Pennsylvania Co. for Insurances on Lives & Granting Annuities v. H. Clausen & Son Brewing Co.

3 Sadler 408 | Pa. | 1886

Opinion by

Mr. Justice Sterrett :

It will be apparent, we think, from a brief statement of the facts, that the decree from which this appeal is taken was rightly entered.

In October, 1880, Philip J. Dauber borrowed from the company, appellant, $35,000, and gave as security therefor a mortgage of certain real estate in the city of Philadelphia. About a week thereafter, in accordance with his agreement to do so, he assigned to appellant as additional security the policies of insurance, amounting at their face value to $40,000. The purpose of this assignment and its conditions are clearly expressed in the paper contemporaneously executed and delivered by the company to Dauber, in which it covenants and agrees that it “holds the said policies of insurance only as collateral security for the payment of the said mortgage debt of $35,000, and that upon the payment and discharge of said debt, the Pennsylvania Company for Insurance on Dives and Granting Annuities shall and will reassign and transfer all the said nine policies of insurance, amounting to $40,000, to him, the said Philip J. Dauber.” About a. year thereafter appellant loaned to Dauber the further sum of $20,000, upon the security of a second mortgage of the same premises. The policies of insurance were not pledged as security for this loan, nor is it alleged by appellant that they were.

*411In November, 1884, Lauber applied to tbe company appellee and obtained from it a loan of $6,000, secured by an assignment of same policies of insurance subject to the prior assignment to appellant. Shortly afterwards appellant, having obtained judgment on each of its mortgages, issued a levari facias on the first, sold the mortgaged premises, and in January, 1885, purchased the same at sheriff’s sale for $44,000, a sum more than sufficient to pay the first mortgage debt, but not enough to pay both in full.

The appellee, claiming that the first mortgage debt was fully paid and satisfied by the proceeds of sale, and the conditions of the first assignment thereby fulfilled, demanded the policies of insurance, and appellant refused to surrender them. Thereupon the bill reciting substantially the foregoing facts was filed, praying among other things that appellant be ordered to assign, transfer, and deliver the policies of insurance.

The ground of appellant’s refusal to surrender the policies is disclosed by the answer, wherein it says, after referring to the two loans: The second “loan was made by us in the belief that we could apply the collateral then in our hands in such manner as would give us the full benefit of the margin of value of the premises mortgaged a second time, with the least possible diminution, by reason of the first loan and the collateral we then held. . . . We are advised that the first loan was not fully paid by said sale; but that it was our right to first appropriate the proceeds of said sale in payment of the second loan, which was least secured. We have done this and we have appropriated said proceeds toward the payment of said second and least secured loan, and have appropriated the policies of insurance towards the payment of the loan first made.”

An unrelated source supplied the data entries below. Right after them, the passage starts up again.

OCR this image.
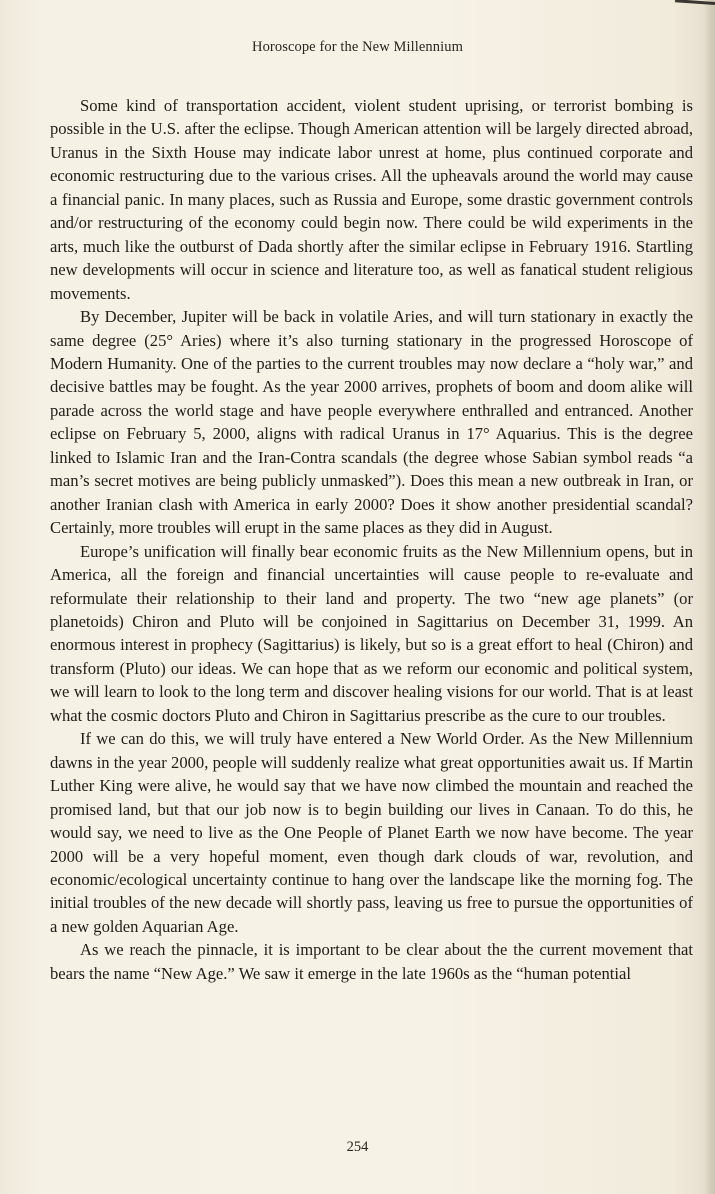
Horoscope for the New Millennium

Some kind of transportation accident, violent student uprising, or terrorist bombing is possible in the U.S. after the eclipse. Though American attention will be largely directed abroad, Uranus in the Sixth House may indicate labor unrest at home, plus continued corporate and economic restructuring due to the various crises. All the upheavals around the world may cause a financial panic. In many places, such as Russia and Europe, some drastic government controls and/or restructuring of the economy could begin now. There could be wild experiments in the arts, much like the outburst of Dada shortly after the similar eclipse in February 1916. Startling new developments will occur in science and literature too, as well as fanatical student religious movements.

By December, Jupiter will be back in volatile Aries, and will turn stationary in exactly the same degree (25° Aries) where it’s also turning stationary in the progressed Horoscope of Modern Humanity. One of the parties to the current troubles may now declare a “holy war,” and decisive battles may be fought. As the year 2000 arrives, prophets of boom and doom alike will parade across the world stage and have people everywhere enthralled and entranced. Another eclipse on February 5, 2000, aligns with radical Uranus in 17° Aquarius. This is the degree linked to Islamic Iran and the Iran-Contra scandals (the degree whose Sabian symbol reads “a man’s secret motives are being publicly unmasked”). Does this mean a new outbreak in Iran, or another Iranian clash with America in early 2000? Does it show another presidential scandal? Certainly, more troubles will erupt in the same places as they did in August.

Europe’s unification will finally bear economic fruits as the New Millennium opens, but in America, all the foreign and financial uncertainties will cause people to re-evaluate and reformulate their relationship to their land and property. The two “new age planets” (or planetoids) Chiron and Pluto will be conjoined in Sagittarius on December 31, 1999. An enormous interest in prophecy (Sagittarius) is likely, but so is a great effort to heal (Chiron) and transform (Pluto) our ideas. We can hope that as we reform our economic and political system, we will learn to look to the long term and discover healing visions for our world. That is at least what the cosmic doctors Pluto and Chiron in Sagittarius prescribe as the cure to our troubles.

If we can do this, we will truly have entered a New World Order. As the New Millennium dawns in the year 2000, people will suddenly realize what great opportunities await us. If Martin Luther King were alive, he would say that we have now climbed the mountain and reached the promised land, but that our job now is to begin building our lives in Canaan. To do this, he would say, we need to live as the One People of Planet Earth we now have become. The year 2000 will be a very hopeful moment, even though dark clouds of war, revolution, and economic/ecological uncertainty continue to hang over the landscape like the morning fog. The initial troubles of the new decade will shortly pass, leaving us free to pursue the opportunities of a new golden Aquarian Age.

As we reach the pinnacle, it is important to be clear about the the current movement that bears the name “New Age.” We saw it emerge in the late 1960s as the “human potential

254
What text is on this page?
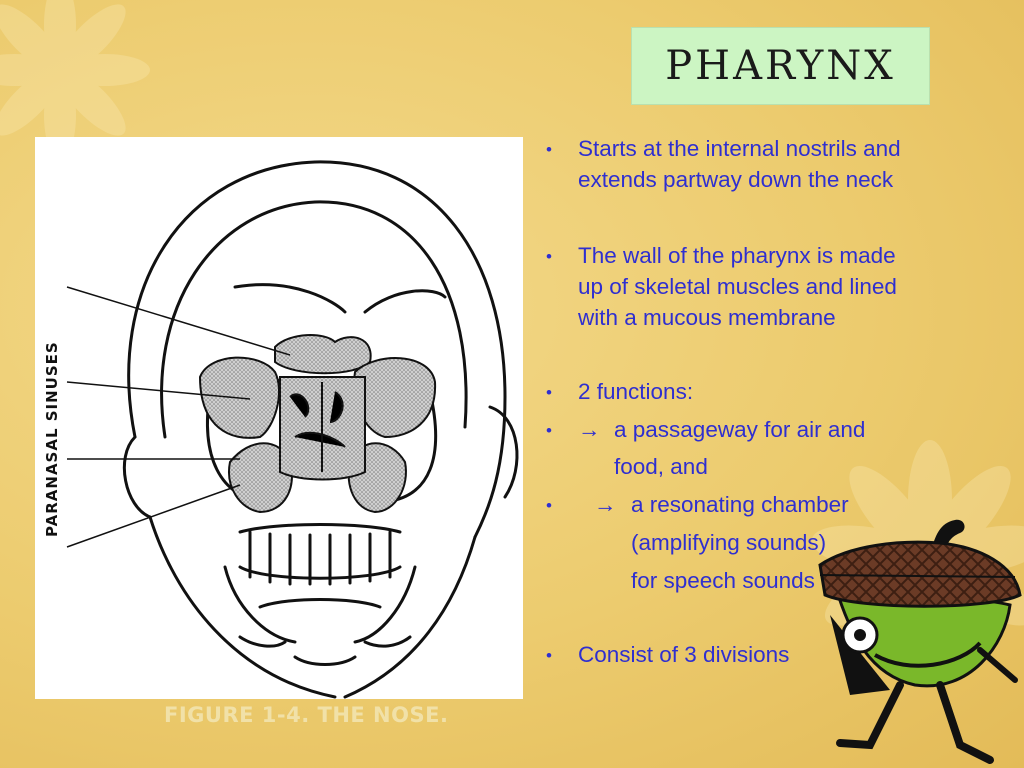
PHARYNX
PARANASAL SINUSES
FIGURE 1-4. THE NOSE.
• Starts at the internal nostrils and
extends partway down the neck
• The wall of the pharynx is made
up of skeletal muscles and lined
with a mucous membrane
• 2 functions:
• → a passageway for air and
food, and
• → a resonating chamber
(amplifying sounds)
for speech sounds
• Consist of 3 divisions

The court below rightly concluded that the defense thus set up was wholly insufficient, and accordingly decreed that the mortgage debt, for which appellant held the policies of insurance as collateral security, had been paid and discharged, and directed appellant to assign, transfer, and deliver said policies to the appellee.

It is a principle too well settled to require the citation of authorities, that personal property, pledged specifically as security for a certain loan, cannot be held as security for subsequent advances without an agreement to that effect.

It is not even claimed that there was any such agreement in this case. The sheriff’s sale under the first mortgage dis*412charged the lien of both, and, there being no prior lien creditors, the law appropriated the proceeds, first, to the payment and satisfaction of the first mortgage debt, and the residue on account of the second mortgage debt The legal effect of this was just the same as if Lauber, the debtor, had voluntarily paid the first and taken up his bond. The general rule undoubtedly is that one who owes money upon several distinct securities or accounts has a right to apply his payment to either, as he pleases; but, if he makes a payment generally and without specifically appropriating it, the creditor may apply it as he pleases. If neither debtor nor creditor makes any specific application of the money so paid, the law will appropriate it according to the equity and justice of the case. But this principle applies only in cases of voluntary payments. It has no place in payments in invitum or where the money to be applied is the proceeds of judicial sale of real estate. In such cases the law applies the proceeds in order of their priority, to such liens as are devested by the sale.

Decree affirmed and appeal dismissed, at costs of appellant.